Origine et histoire de la Basilique Saint-Ferjeux
La basilique Saint-Ferjeux de Besançon est un édifice religieux de style éclectique romano-byzantin, construit à la fin du XIXe siècle dans le quartier de Saint-Ferjeux. Elle est dédiée aux saints Ferjeux et Ferréol, patrons de Besançon, dont elle célèbre la mémoire et l’héritage spirituel, en lien avec des figures majeures du christianisme comme saint Irénée de Lyon et saint Polycarpe. La basilique intègre aussi des références aux saints locaux, tels sainte Colette ou sainte Jeanne-Antide Thouret, soulignant son ancrage régional.
Le projet naît en 1870, lorsque le cardinal Césaire Mathieu invoque les saints patrons pour protéger Besançon des troupes prussiennes.

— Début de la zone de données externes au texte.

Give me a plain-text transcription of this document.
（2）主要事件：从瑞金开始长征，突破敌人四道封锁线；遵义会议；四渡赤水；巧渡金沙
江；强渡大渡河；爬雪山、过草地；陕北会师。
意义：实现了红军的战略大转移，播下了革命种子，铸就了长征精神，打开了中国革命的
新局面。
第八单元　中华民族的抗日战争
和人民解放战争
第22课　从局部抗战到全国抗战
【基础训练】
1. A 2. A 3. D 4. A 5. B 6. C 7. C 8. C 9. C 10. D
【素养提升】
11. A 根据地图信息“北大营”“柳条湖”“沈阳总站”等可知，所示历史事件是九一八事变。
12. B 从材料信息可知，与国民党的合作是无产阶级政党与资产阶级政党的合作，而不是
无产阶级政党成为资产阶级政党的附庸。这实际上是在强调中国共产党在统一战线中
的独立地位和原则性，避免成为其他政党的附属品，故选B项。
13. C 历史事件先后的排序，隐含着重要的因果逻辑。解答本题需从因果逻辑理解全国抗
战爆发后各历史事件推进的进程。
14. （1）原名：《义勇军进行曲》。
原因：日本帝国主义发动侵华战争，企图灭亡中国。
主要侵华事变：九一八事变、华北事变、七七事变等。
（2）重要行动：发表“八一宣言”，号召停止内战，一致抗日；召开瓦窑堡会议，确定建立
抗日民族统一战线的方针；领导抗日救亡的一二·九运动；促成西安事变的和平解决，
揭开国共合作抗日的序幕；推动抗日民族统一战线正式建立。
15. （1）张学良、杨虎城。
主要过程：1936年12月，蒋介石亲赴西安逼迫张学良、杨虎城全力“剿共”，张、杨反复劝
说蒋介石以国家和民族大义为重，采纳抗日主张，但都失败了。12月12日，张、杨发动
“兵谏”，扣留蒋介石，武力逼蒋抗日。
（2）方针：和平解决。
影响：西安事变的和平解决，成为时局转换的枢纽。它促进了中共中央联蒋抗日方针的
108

Après le vœu solennel de 1871, l’architecte Alfred Ducat, inspiré par des basiliques comme Fourvière ou le Sacré-Cœur, conçoit les plans. Les travaux débutent en 1871, mais Ducat meurt en 1898, laissant son disciple Joseph Simonin achever l’édifice. La crypte est inaugurée en 1895, et la basilique est consacrée en 1925, après 54 ans de travaux.
L’architecture mêle des influences romano-byzantines, avec une façade flanquée de deux tours (horloge et baromètre), une coupole ornée de mosaïques par Ulysse Camille Drupt, et des vitraux de l’atelier Gaudin. La crypte, accessible par des escaliers latéraux, abrite des chapelles et des peintures murales réalisées par des artistes comtois. Le décor célèbre les saints du diocèse, avec des inscriptions latines rappelant leur martyr et leur héritage spirituel.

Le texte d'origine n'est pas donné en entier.